# Fall Bird is Down!!!



## bigrackmack (Aug 10, 2004)

Had a chance to get out last night and try to fill my turkey tag......about a hour before dark 2 Toms came running in, and one left.......Mack


----------



## beervo2 (May 7, 2006)

Congrats, job well done!!!

Mike


----------



## k9wernet (Oct 15, 2007)

GREAT job!


----------



## Michigan Mike (May 21, 2004)

Awsome!
Way to go Mack!

mike


----------



## no thyme (Jun 25, 2009)

nice bird! spour size? looks like a 28in + fan!! awsome!!


----------



## boltaction (Dec 5, 2001)

Congrats, good looking bird.


----------



## WhiteTailHunter87 (Nov 29, 2008)

Congrats


----------



## Sam22 (Jan 22, 2003)

Beautiful bird! Great pic! I haven't fall turkey hunted in a long time, makes me wonder if I should do it again.


----------



## DEDGOOSE (Jan 19, 2007)

Nice bird Running into the call I presume


----------



## Firefighter (Feb 14, 2007)

Congrats Mack!!! Your bird looks like it must have been a fighter like the one I shot, as the center fan feathers have been knocked out and not grown fully back yet.

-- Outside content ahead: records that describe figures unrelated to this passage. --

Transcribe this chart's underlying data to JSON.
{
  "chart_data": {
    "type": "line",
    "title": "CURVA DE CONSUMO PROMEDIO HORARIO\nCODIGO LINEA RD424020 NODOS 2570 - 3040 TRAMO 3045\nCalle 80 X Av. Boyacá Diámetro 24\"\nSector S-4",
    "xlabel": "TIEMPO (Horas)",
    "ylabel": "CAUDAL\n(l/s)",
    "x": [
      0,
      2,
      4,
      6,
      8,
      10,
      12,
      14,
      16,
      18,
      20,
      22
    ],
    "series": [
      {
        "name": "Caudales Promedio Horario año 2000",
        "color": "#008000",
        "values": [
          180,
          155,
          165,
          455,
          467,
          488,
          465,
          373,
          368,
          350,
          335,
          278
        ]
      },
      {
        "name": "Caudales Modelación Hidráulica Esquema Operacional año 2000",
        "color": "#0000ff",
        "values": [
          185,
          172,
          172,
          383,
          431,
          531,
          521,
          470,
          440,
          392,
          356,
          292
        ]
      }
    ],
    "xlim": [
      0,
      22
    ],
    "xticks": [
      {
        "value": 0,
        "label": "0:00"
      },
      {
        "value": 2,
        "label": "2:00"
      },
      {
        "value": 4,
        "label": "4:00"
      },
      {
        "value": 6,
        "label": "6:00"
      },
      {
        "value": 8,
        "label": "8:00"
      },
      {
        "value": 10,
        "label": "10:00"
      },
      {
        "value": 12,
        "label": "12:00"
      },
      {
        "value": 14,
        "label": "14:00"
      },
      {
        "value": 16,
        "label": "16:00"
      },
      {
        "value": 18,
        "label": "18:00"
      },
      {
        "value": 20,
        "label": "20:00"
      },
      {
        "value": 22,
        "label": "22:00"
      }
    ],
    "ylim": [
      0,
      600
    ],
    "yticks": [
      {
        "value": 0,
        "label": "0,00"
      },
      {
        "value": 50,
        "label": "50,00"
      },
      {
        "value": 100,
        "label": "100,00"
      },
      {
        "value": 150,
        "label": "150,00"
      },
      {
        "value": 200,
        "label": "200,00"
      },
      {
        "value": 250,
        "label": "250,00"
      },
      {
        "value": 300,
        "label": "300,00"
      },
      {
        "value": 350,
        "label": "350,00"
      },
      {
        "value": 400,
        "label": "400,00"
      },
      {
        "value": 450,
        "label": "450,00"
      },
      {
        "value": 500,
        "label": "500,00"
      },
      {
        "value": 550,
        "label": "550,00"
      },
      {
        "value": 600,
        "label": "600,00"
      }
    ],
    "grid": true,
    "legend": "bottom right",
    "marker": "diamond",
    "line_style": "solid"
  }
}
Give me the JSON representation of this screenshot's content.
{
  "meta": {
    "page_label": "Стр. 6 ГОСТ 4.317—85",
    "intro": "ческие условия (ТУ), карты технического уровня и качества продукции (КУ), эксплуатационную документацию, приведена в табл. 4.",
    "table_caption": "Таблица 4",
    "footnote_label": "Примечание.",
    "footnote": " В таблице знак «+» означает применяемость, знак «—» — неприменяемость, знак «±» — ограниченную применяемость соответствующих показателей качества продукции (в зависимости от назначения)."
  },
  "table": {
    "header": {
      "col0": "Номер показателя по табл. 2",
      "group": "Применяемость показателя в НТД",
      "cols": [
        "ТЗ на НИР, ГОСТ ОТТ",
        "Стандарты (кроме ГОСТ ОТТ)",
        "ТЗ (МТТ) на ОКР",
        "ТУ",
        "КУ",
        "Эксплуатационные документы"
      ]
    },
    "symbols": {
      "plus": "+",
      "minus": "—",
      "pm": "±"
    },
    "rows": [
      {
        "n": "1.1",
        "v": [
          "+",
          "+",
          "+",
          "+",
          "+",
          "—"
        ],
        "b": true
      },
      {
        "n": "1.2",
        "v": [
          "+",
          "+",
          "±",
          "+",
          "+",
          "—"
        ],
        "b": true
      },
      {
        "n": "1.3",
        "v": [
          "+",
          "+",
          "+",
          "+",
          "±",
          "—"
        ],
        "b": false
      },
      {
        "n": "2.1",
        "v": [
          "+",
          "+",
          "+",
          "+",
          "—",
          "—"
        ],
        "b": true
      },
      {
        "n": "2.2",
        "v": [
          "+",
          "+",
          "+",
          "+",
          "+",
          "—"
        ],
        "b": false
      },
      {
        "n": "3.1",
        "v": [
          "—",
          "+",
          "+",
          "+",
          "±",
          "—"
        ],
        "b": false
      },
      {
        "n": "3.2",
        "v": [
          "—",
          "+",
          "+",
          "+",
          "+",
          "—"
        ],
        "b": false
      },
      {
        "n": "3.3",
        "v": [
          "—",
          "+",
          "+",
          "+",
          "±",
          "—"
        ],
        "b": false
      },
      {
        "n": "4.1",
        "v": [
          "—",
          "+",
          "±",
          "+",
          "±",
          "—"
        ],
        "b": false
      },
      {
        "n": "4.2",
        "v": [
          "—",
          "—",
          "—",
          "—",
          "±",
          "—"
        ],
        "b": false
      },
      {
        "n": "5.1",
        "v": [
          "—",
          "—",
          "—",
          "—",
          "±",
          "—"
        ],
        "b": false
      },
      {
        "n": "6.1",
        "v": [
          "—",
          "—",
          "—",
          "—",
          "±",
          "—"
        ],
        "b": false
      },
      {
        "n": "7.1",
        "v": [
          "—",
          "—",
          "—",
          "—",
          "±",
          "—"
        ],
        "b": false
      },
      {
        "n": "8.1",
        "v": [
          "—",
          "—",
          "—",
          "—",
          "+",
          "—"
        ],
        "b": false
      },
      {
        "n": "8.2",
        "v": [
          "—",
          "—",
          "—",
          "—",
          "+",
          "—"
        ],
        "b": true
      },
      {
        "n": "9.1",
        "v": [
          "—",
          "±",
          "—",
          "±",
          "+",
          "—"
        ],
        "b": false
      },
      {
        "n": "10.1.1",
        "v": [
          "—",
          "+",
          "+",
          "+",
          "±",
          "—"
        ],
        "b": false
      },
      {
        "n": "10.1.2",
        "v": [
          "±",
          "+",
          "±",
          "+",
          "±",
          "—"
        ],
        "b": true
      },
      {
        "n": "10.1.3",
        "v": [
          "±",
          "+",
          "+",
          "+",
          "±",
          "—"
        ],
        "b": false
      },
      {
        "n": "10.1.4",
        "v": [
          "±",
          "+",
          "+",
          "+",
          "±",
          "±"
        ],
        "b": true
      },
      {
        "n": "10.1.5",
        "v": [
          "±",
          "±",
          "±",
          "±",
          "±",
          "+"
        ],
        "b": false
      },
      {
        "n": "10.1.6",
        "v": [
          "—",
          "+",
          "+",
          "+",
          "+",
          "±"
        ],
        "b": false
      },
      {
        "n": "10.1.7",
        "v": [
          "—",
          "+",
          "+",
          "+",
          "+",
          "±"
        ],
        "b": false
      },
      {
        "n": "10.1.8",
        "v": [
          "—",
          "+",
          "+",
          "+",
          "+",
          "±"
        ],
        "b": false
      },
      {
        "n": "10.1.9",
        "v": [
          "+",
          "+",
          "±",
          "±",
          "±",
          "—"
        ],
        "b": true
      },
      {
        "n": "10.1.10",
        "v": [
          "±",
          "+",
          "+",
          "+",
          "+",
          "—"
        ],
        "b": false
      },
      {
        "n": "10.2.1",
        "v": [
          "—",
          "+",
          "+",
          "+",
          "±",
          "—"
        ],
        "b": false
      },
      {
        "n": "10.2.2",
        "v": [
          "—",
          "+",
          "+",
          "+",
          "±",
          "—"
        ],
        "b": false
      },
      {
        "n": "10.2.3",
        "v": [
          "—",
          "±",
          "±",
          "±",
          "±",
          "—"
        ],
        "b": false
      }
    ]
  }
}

Way to get it done in the fall!


----------



## CMRM (Jul 31, 2006)

Great bird, congrats!!


----------



## deersmasher95 (Nov 5, 2008)

nice tom hope i get a crack at one this year


----------



## Wally Gator (Sep 21, 2007)

Congrats on a big ol Tom Mac!!! Way to get it done with a bow!!!


----------



## Ack (Oct 3, 2004)

Nice bird Mack....congratulations! :coolgleam


----------



## 00Buckshot69 (Dec 30, 2007)

Nice Bird...Congrat's
Bucky


----------



## BWHUNTR (Oct 3, 2008)

*good way of putting it brm, 2 came running in and one left :lol:*
*Congrats on your bird!*


----------



## LoBrass (Oct 16, 2007)

Great job BRM!! 
I've got to do something about that tag burning a hole in my pocket!!


----------



## old graybeard (Jan 19, 2006)

Well done, Congrats!


----------



## FireDoc66 (Oct 9, 2005)

Very nice! Congrats to you!


----------